I can’t even tell you how giddy I was at the airport yesterday. It felt like one of our long breaks we used to have during our engagement and I was so glad to see him. He is such a trooper and drove me to bountiful this morning to choreograph another solo. He sat and watched the whole time:) I think he’s a keeper:)
Anyway friends, I wanted to touch on something. As I have mentioned before, I used to count calories like crazy and do my best to stick to a high protein low carb diet ( I did it all the wrong way) I ate a protein bar for breakfast with an apple, protein smoothie for lunch and some sort of meat for dinner. Don’t get me wrong, I LOVE throwing protein powder into a smoothie, it just needs to be the right kind. Here are some facts about protein bars and powders…
- Protein bars and smoothies are processed and do not offer your body the nutrients it receives from whole foods. When possible, use whole foods for meals and limit the amount of Meal Replacement items.
- When looking at a Meal Replacement bar or Protein Bar, always check the sugar source. Many are filled with refined sugars to make it taste good. Be careful with the “low sugar” bars…double check what kind of sweetener is being used. Ingredients like Aspartame or Acesulfame Potassium are dangerous for your health and anything artificial makes me nervous. Look at the ingredient list first, sometimes the nutrition facts list can be misleading on distinguishing what kind of sugars are being used. Ingredients are listed in order of amount of use. If sugar, corn syrup, or refined chocolate is first on the list, it’s no good. Most protein bars are just disguised candy bars. You may as well just eat a snickers:)
- Another Ingredient to watch out for is saturated fat. Many bars have 4-8 grams per bar but the importance is not on the amount but the type of fat. Many are derived from hydrogenated oils. Most companies use a chocolate or yogurt coating, but its the same chocolate that you would find in a hershey’s bar:)
- Labels can be misleading…labels like “nutrition bar” or “health food” can draw you right to the wrong bar…skip the large labels and look at what’s in the bar itself.
- I don’t count calories anymore, but for those of you who do, pay attention to the amount of carbs and proteins to the ratio of calories. The protein to carb ratio may be a good one, but pay attention to where the carbs are coming from. Is it the sugar?
Overall, for me at least, its been tough to find a high protein bar that is a whole food product. I have found with the way I eat now, a Meal Replacement bar isn’t necessary. If I need a quick snack or pick me up, I grab a LaraBar or a PureBar. I can clearly understand the ingredients and they are made with whole natural foods.

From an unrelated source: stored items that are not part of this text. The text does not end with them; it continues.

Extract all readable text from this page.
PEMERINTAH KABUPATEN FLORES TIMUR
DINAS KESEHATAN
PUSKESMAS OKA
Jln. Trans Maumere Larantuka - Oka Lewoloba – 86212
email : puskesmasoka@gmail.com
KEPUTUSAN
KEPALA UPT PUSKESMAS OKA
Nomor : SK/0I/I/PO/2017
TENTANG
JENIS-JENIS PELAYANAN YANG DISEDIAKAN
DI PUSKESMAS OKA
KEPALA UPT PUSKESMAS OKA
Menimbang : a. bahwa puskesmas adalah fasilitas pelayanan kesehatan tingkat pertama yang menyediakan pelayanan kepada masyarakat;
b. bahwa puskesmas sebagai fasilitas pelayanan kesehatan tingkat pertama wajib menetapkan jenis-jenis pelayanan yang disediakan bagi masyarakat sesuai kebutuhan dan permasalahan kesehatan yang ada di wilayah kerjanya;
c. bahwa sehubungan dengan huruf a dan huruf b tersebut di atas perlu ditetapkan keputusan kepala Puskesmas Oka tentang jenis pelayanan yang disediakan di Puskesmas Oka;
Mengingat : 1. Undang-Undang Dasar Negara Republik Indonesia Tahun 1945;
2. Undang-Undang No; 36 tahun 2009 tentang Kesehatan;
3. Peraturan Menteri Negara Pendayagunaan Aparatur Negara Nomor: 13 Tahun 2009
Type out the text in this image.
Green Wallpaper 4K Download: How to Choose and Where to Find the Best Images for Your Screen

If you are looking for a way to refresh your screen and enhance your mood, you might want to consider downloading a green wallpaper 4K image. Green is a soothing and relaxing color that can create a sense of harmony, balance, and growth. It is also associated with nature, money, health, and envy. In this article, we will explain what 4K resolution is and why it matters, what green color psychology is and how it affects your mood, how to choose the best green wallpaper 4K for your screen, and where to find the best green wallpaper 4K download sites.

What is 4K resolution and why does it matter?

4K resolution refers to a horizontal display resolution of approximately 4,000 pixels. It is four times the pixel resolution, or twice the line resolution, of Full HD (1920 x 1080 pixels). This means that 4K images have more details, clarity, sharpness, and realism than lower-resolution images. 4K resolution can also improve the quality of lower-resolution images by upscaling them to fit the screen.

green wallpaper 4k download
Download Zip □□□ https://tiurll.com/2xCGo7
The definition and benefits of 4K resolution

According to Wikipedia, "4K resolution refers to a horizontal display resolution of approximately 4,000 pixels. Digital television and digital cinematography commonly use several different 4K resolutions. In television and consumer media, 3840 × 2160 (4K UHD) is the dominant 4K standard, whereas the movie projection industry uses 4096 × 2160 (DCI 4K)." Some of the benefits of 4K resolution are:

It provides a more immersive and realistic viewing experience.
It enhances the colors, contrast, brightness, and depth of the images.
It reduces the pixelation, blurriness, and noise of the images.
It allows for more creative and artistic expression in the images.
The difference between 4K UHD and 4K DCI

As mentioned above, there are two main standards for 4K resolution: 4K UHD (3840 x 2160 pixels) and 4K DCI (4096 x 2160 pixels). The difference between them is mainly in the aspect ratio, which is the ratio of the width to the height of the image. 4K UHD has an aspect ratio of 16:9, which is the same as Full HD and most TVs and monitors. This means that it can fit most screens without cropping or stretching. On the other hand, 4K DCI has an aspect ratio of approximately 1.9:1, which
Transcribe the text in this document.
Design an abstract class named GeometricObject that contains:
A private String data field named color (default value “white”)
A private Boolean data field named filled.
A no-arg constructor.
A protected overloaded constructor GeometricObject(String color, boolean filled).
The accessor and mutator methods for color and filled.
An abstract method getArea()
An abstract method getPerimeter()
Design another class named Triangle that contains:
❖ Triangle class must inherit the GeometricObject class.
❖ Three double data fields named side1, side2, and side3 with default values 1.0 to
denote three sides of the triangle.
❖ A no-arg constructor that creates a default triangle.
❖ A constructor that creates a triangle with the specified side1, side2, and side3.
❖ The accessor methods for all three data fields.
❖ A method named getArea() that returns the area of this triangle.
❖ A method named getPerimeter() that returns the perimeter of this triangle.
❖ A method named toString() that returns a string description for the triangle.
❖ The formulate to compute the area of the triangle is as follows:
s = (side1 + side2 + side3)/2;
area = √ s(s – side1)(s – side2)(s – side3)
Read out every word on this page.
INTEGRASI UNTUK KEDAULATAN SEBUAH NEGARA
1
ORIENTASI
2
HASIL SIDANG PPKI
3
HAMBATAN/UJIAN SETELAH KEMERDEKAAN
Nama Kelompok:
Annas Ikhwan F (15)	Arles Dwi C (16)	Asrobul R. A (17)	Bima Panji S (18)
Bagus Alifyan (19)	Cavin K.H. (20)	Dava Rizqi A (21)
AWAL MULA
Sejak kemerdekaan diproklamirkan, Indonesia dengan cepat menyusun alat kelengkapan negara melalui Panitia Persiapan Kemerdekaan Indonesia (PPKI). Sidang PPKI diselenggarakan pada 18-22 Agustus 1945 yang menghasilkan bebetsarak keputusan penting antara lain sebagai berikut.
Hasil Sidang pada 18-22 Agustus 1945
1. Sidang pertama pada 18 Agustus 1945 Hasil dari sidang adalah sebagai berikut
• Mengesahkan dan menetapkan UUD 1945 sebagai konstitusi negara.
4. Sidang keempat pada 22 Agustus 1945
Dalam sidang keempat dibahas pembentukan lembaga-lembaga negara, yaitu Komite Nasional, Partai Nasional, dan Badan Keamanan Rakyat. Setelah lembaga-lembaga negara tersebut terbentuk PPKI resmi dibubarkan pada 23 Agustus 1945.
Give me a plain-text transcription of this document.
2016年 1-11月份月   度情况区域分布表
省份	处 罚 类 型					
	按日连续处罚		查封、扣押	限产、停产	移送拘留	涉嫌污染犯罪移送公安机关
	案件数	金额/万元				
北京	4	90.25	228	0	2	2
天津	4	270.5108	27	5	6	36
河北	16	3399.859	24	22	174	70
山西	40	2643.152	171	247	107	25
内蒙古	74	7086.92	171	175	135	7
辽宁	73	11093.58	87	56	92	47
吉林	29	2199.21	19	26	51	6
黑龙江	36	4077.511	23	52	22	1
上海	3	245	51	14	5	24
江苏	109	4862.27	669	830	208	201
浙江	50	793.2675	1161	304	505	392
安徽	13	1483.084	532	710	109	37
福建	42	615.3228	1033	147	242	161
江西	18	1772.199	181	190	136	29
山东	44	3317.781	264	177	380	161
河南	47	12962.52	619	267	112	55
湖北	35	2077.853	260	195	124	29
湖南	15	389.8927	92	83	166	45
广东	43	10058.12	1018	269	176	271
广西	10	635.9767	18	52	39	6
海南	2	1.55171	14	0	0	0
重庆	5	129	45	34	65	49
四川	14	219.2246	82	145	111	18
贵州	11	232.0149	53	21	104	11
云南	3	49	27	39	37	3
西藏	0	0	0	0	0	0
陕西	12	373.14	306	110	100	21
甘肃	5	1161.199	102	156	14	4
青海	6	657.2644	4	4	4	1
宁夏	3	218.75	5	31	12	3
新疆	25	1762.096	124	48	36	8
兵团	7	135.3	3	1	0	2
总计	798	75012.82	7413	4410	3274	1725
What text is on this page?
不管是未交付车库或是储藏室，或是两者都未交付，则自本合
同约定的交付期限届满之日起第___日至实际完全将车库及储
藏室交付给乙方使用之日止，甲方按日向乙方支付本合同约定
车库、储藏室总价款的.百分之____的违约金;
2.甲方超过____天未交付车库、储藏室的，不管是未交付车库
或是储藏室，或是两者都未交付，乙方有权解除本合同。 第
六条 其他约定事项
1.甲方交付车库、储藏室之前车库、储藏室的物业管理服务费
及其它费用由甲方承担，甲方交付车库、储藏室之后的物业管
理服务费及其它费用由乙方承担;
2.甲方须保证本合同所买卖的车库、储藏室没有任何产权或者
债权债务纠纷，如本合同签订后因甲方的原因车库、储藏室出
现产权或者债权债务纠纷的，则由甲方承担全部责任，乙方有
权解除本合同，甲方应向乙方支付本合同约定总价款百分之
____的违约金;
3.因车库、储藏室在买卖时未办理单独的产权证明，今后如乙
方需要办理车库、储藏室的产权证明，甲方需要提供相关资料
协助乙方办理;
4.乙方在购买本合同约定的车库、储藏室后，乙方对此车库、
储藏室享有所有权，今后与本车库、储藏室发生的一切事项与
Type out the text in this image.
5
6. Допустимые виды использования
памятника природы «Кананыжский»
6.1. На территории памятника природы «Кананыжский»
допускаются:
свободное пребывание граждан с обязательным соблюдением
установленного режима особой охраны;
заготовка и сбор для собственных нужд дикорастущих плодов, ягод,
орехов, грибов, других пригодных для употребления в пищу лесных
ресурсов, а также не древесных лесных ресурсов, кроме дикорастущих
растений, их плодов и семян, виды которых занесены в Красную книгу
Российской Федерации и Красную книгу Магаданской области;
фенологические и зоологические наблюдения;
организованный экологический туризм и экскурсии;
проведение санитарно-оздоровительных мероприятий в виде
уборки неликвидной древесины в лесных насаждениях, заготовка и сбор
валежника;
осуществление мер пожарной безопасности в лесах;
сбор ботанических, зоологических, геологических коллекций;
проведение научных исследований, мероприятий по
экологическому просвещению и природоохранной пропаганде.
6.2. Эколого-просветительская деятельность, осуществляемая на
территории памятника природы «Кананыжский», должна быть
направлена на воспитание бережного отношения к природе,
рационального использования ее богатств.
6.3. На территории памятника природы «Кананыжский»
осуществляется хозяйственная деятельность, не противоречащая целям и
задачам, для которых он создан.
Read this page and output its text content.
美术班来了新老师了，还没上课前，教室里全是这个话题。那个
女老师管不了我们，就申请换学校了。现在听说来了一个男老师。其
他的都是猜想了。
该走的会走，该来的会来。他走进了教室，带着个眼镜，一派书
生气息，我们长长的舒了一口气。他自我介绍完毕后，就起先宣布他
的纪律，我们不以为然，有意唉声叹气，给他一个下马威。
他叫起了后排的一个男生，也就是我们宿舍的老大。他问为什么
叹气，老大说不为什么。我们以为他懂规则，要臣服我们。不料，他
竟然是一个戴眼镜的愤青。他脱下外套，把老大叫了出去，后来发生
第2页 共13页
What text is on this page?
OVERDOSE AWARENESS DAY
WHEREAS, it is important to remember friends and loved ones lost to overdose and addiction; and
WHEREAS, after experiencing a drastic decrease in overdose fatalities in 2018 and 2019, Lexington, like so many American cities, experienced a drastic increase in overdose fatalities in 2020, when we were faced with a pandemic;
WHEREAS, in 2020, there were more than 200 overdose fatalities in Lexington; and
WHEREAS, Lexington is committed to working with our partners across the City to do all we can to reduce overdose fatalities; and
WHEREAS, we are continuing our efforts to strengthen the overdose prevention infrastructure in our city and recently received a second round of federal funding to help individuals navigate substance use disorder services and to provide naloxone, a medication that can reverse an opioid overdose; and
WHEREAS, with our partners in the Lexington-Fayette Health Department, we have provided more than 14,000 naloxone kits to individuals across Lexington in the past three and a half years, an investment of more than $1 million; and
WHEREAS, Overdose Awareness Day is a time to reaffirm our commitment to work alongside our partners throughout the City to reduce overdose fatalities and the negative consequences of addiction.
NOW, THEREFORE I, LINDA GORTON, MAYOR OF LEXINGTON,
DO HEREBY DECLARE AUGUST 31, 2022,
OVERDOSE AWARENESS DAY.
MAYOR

Many of you know that I love a good protien smoothie. I am also very selective on the type of powder I use. I’m waiting for my new SunWarrior protien powder to come in the mail which is raw and vegan. I also love my Hemp pro fiber . I have not used a brown rice protien yet, but I have also heard wonderful things about that.
Just be aware of what bar you are grabbing and try to make the best choice:) Sometimes its tough so remember to relax and take it slow:)
what is your favorite snack or bar to grab on the go?